Non-Equilibrium View of the Amorphous Solidification of Liquids with Competing Interactions

TL;DR

This paper applies a non-equilibrium theoretical framework to understand how liquids with competing short-range attractions and long-range repulsions undergo dynamical arrest, leading to diverse glass and gel states.

Contribution

It introduces the first use of non-equilibrium self-consistent generalized Langevin equation theory to SALR systems, linking thermodynamic instabilities with kinetic arrest phenomena.

Findings

Thermodynamic instabilities promote phase separation.

Kinetic arrest leads to amorphous solidification.

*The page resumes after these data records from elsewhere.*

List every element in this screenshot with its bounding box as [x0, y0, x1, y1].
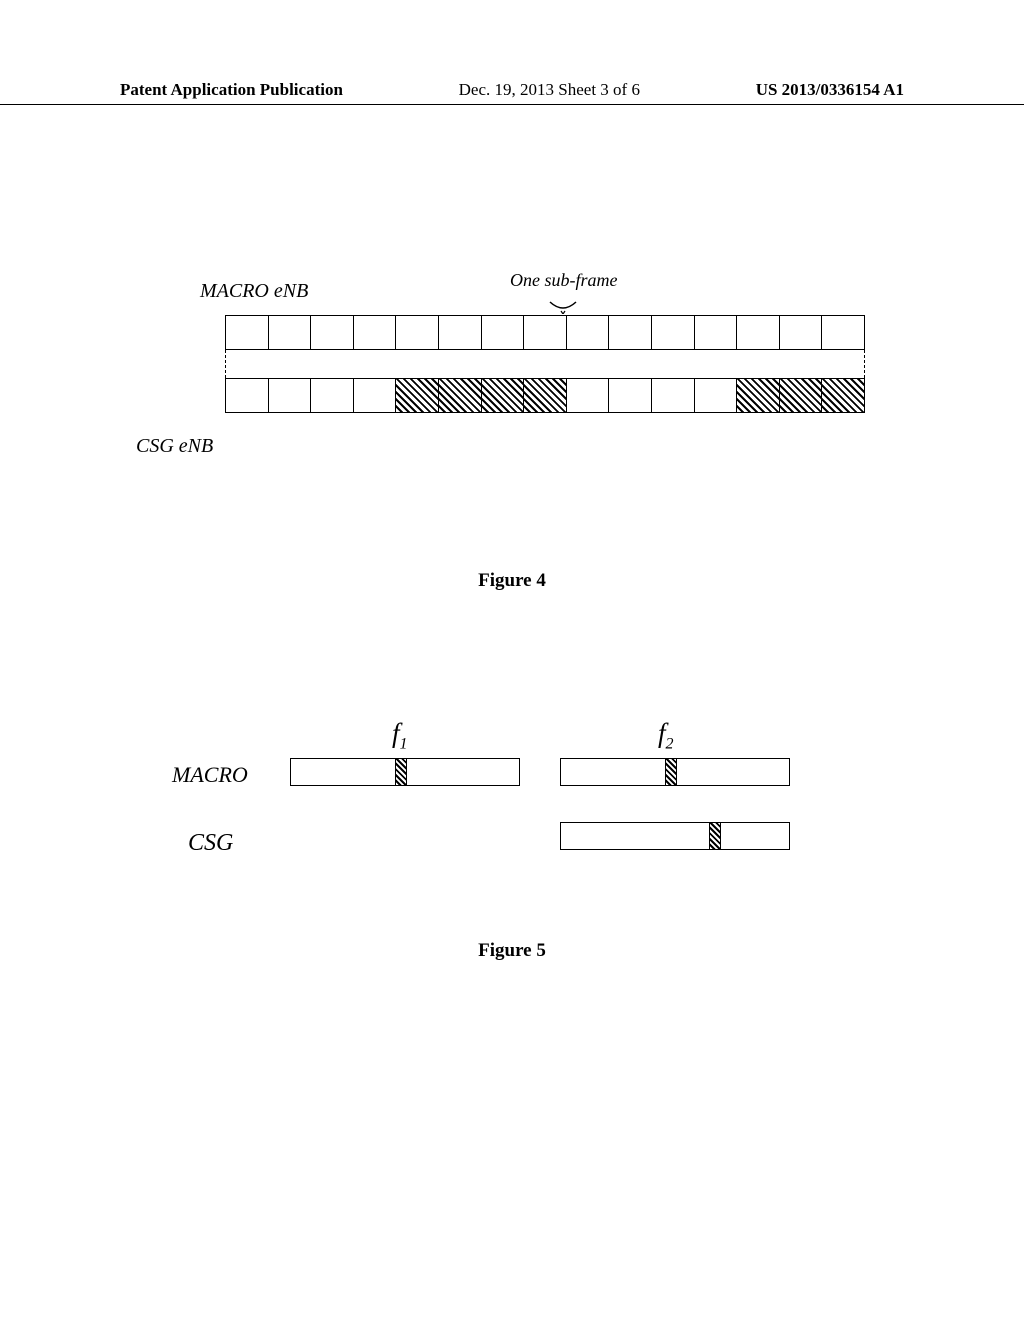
csg-bar-row [290, 822, 790, 850]
f2-sub: 2 [666, 735, 674, 752]
macro-f1-bar [290, 758, 520, 786]
macro-frame-row [225, 315, 865, 350]
csg-f2-bar [560, 822, 790, 850]
label-one-subframe: One sub-frame [510, 270, 617, 291]
subframe-cell [311, 379, 354, 412]
hatch-slice [665, 759, 677, 785]
page-header: Patent Application Publication Dec. 19, … [0, 80, 1024, 105]
header-date-sheet: Dec. 19, 2013 Sheet 3 of 6 [459, 80, 640, 100]
figure-4-caption: Figure 4 [140, 570, 884, 592]
csg-frame-row [225, 378, 865, 413]
label-f2: f2 [658, 718, 674, 753]
hatch-slice [709, 823, 721, 849]
subframe-cell [652, 379, 695, 412]
subframe-cell-hatched [482, 379, 525, 412]
subframe-cell [652, 316, 695, 349]
header-publication: Patent Application Publication [120, 80, 343, 100]
subframe-cell [439, 316, 482, 349]
figure-5-caption: Figure 5 [140, 940, 884, 962]
subframe-cell-hatched [780, 379, 823, 412]
label-csg-enb: CSG eNB [136, 435, 213, 458]
subframe-cell [354, 379, 397, 412]
subframe-cell [269, 316, 312, 349]
label-f1: f1 [392, 718, 408, 753]
subframe-cell [737, 316, 780, 349]
subframe-cell [226, 316, 269, 349]
macro-f2-bar [560, 758, 790, 786]
subframe-cell [609, 316, 652, 349]
hatch-slice [395, 759, 407, 785]
subframe-cell [609, 379, 652, 412]
label-csg: CSG [188, 830, 233, 857]
subframe-bracket-icon [548, 300, 578, 314]
bars-diagram [290, 758, 790, 886]
subframe-cell-hatched [524, 379, 567, 412]
subframe-cell-hatched [396, 379, 439, 412]
header-pub-number: US 2013/0336154 A1 [756, 80, 904, 100]
subframe-cell-hatched [737, 379, 780, 412]
subframe-cell [567, 316, 610, 349]
subframe-cell [780, 316, 823, 349]
subframe-cell [695, 316, 738, 349]
subframe-cell [311, 316, 354, 349]
subframe-cell [226, 379, 269, 412]
subframe-cell-hatched [822, 379, 864, 412]
subframe-cell [567, 379, 610, 412]
subframe-cell [482, 316, 525, 349]
subframe-cell [695, 379, 738, 412]
label-macro: MACRO [172, 762, 248, 788]
f1-text: f [392, 718, 400, 748]
subframe-cell [396, 316, 439, 349]
f2-text: f [658, 718, 666, 748]
label-macro-enb: MACRO eNB [200, 280, 308, 303]
frames-diagram [225, 315, 865, 413]
subframe-cell [269, 379, 312, 412]
subframe-cell-hatched [439, 379, 482, 412]
subframe-cell [822, 316, 864, 349]
gap-dashed [225, 350, 865, 378]
f1-sub: 1 [400, 735, 408, 752]
macro-bar-row [290, 758, 790, 786]
subframe-cell [524, 316, 567, 349]
subframe-cell [354, 316, 397, 349]
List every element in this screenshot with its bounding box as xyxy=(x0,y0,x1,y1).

Diverse glass and gel states emerge from the interplay.

Abstract

The interplay between short-range attractions and long-range repulsions (SALR) characterizes the so called liquids with competing interactions, which are known to exhibit a variety of equilibrium and non-equilibrium phases. The theoretical description of the phenomenology associated to glassy or gel states in these systems has to take into account both, the presence of thermodynamic instabilities (such as those defining the spinodal line and the so called $\lambda$ line) and the limited capability to describe genuine non-equilibrium processes from first principles. Here we report the first application of the non-equilibrium self-consistent generalized Langevin equation theory, to the description of the dynamical arrest processes that occur in SALR systems after being instantaneously quenched into a state point in the regions of thermodynamic instability. The physical scenario predicted by this theory reveals an amazing interplay between the thermodynamically-driven instabilities, favoring equilibrium macro- and micro-phase separation, and the kinetic arrest mechanisms, favoring non-equilibrium amorphous solidification of the liquid into an unexpected variety of glass and gel states.